L’Anguison Quartet est né de la rencontre entre musiciens aux parcours variés et atypiques, également compagnons de route de longue date. Dès les premiers échanges émerge une forme d’improvisation brute, déflagration de pure énergie, alimentée par un souffle pouvant mener à la transe ou à l’extase.

La captation sur un support d’une telle singularité, à l’instar de l’observation à l’échelle quantique, déforme l’état initial de cette communion. Elle offre néanmoins une nouvelle intimité avec la source sonore. L’auditeur est convié à prendre place au milieu de l’espace sonore créé par les musiciens, à s’assoir dans «la grange à Dido», sous les cymbales et au plus près des pavillons.

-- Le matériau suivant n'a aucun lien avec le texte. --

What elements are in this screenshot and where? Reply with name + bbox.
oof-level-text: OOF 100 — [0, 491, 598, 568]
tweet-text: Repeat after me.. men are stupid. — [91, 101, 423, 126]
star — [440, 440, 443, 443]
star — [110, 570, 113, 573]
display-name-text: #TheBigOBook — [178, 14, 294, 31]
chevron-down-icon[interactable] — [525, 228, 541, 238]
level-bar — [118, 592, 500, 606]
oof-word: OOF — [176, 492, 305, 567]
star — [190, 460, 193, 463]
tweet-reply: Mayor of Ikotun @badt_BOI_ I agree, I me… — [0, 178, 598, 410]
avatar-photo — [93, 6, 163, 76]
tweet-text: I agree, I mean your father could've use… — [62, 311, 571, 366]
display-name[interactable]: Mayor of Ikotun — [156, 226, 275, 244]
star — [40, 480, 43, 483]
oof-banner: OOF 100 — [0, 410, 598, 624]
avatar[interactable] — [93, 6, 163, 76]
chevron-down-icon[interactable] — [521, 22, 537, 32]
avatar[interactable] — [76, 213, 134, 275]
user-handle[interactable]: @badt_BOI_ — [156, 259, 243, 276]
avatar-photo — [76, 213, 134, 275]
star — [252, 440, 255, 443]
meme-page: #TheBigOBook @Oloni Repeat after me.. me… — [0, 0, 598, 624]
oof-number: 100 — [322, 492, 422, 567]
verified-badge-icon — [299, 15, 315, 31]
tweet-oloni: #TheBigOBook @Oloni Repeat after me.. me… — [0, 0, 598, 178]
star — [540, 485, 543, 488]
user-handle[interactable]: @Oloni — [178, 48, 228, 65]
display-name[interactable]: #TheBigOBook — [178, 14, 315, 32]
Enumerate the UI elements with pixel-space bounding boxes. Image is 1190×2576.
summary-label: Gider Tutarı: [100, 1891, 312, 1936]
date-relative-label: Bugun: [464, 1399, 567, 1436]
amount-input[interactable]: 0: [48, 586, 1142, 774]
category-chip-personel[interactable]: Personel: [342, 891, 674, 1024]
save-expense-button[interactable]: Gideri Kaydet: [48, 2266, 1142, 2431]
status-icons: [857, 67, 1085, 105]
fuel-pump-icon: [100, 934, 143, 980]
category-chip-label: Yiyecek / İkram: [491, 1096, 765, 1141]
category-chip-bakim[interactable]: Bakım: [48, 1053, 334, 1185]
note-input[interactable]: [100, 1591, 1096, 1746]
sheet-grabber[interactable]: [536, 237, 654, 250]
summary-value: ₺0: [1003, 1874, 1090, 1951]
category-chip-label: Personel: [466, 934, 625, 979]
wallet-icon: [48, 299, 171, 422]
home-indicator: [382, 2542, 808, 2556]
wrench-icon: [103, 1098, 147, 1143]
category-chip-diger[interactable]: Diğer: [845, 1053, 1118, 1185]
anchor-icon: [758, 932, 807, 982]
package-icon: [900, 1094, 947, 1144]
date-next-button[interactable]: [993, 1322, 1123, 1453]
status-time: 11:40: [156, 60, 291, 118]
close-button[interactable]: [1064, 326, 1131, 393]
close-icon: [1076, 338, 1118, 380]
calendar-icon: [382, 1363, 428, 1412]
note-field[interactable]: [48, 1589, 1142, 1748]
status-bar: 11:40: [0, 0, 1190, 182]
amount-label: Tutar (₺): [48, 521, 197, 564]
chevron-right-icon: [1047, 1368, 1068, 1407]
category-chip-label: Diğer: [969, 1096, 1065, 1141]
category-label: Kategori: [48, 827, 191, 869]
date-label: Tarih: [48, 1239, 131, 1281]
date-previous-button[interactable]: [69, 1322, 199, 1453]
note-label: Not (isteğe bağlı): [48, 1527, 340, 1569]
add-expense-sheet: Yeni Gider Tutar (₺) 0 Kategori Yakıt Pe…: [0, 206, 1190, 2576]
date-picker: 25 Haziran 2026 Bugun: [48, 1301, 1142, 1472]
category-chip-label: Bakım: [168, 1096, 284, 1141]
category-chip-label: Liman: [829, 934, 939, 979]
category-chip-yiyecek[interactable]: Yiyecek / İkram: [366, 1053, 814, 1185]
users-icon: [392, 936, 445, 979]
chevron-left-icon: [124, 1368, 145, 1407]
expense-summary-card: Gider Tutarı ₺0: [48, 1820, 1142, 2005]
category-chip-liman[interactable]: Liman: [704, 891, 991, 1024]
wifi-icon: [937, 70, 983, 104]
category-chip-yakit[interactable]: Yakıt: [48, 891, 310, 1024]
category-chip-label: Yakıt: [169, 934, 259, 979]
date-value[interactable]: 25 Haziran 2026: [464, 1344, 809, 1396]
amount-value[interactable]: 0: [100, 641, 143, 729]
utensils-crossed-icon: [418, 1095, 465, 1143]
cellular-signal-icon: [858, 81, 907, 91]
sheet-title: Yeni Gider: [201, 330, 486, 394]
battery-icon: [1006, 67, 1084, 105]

Un soin particulier a été pris lors de la captation et du mixage afin de pouvoir agencer librement les matériaux en variant les plans et la focale ; la sirène du boulanger, les cloches de l’église du village et les attroupements aviaires étant tolérés dans le montage final.

 Il est conseillé d’écouter cette musique également au casque afin d’apprécier pleinement l’espace sonore, restitué dans certaines plages avec la technique d’écoute en binaural. 

Il a fallu trois jours de prise de son dans la grange et de nombreux autres passés à décortiquer et à recomposer le matériau pour donner naissance à cet album.